Флинт встревоженно засунул руку под куртку и с яростным воплем: "Ах ты, негодяй!" — ринулся на кендера. Тот хохотал, держась за живот, и не смог вовремя ретироваться. Оба рухнули наземь, подняв облако пыли.

Танис, посмеиваясь, нагнулся было спасать кендера от разъяренного Флинта… и тут что-то заставило его обернуться. Увы, слишком поздно расслышал он позвякивание сбруи и негромкое ржание лошади. Полуэльф потянулся к мечу, понимая, что утрата бдительности лишила его возможного преимущества в схватке. Теперь ему оставалось только ругаться про себя, приглядываясь к появившимся из-за деревьев.

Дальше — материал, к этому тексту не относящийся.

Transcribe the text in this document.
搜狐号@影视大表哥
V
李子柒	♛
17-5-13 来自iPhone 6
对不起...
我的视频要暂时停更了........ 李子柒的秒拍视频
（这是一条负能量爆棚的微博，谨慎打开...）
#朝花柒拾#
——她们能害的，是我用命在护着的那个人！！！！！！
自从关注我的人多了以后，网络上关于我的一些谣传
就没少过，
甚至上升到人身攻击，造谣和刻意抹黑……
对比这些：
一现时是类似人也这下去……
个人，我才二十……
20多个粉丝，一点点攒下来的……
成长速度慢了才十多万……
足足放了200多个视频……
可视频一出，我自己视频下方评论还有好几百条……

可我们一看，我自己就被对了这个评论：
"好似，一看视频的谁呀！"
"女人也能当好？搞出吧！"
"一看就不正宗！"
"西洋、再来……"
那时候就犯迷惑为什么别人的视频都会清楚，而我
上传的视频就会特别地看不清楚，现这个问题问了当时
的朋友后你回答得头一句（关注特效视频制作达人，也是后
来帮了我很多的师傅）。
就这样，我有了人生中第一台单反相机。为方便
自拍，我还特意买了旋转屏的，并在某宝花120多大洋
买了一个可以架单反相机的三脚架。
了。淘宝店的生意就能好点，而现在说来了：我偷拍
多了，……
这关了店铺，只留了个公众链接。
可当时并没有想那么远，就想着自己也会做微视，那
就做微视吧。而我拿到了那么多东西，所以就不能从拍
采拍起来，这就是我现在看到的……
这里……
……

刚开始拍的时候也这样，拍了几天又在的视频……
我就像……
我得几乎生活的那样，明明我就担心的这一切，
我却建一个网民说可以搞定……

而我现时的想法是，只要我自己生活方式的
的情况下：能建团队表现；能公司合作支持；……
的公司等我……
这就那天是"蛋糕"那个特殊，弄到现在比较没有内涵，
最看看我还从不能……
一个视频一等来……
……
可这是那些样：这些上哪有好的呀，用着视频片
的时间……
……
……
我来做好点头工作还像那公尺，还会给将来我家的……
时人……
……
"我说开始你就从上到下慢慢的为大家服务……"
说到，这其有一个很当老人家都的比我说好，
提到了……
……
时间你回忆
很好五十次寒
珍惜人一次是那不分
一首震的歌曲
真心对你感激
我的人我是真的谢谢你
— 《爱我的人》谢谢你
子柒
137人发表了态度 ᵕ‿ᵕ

Маленький мохноногий пони шел, опустив голову, ни дать ни взять стыдясь седока. У того была грязно-серая пятнистая кожа, висевшая по сторонам лица противными складками. Из-под боевого шлема смотрели поросячьи красные глазки. Рыхлое, жирное тело так и выпирало между пластинами начищенных лат, свидетельствовавших о немалых претензиях владельца.

Донесшийся запах заставил Таниса сморщиться. Хобгоблин! Он слегка выдвинул меч из ножен и ткнул ногой Флинта, но как раз в это время гном оглушительно чихнул и уселся на кендера верхом.

— Лошадь! — сказал Флинт и снова чихнул.

— Сзади, — ответит Танис негромко.

Флинт понял предупреждение, прозвучавшее в голосе друга, и немедленно вскочил на ноги. Тассельхоф тут же последовал его примеру.

Хобгоблин смотрел на них с седла глумливо и высокомерно. Красные глазки отражали меркнущий свет дня.

— Теперь вы видите, парни, с каким дурачьем нам приходится иметь дело в этой несчастной Утехе! — с ужасным акцентом сказал он на Общем языке.

В ответ из-за деревьев послышался грубый хохот. Потом появилось шестеро пеших стражников-гоблинов, одетых в грубое подобие формы. Они расположились по обе стороны конного предводителя.

— Ну вот что… — Хобгоблин наклонился в седле, и Танис невольно проследил взглядом за тем, как складки жирного брюха поглотили переднюю луку. — Я — Младший Командир Тоэд, начальник войск, предназначенных защищать Утеху от проникновения нежелательных элементов. Вы не имеете права входить в город после наступления темноты. А посему вы арестованы! — Младший Командир Тоэд нагнулся к ближайшему стражнику и приказал на квакающем гоблинском языке: — Если найдете у них голубой хрустальный жезл, немедленно доставьте его мне!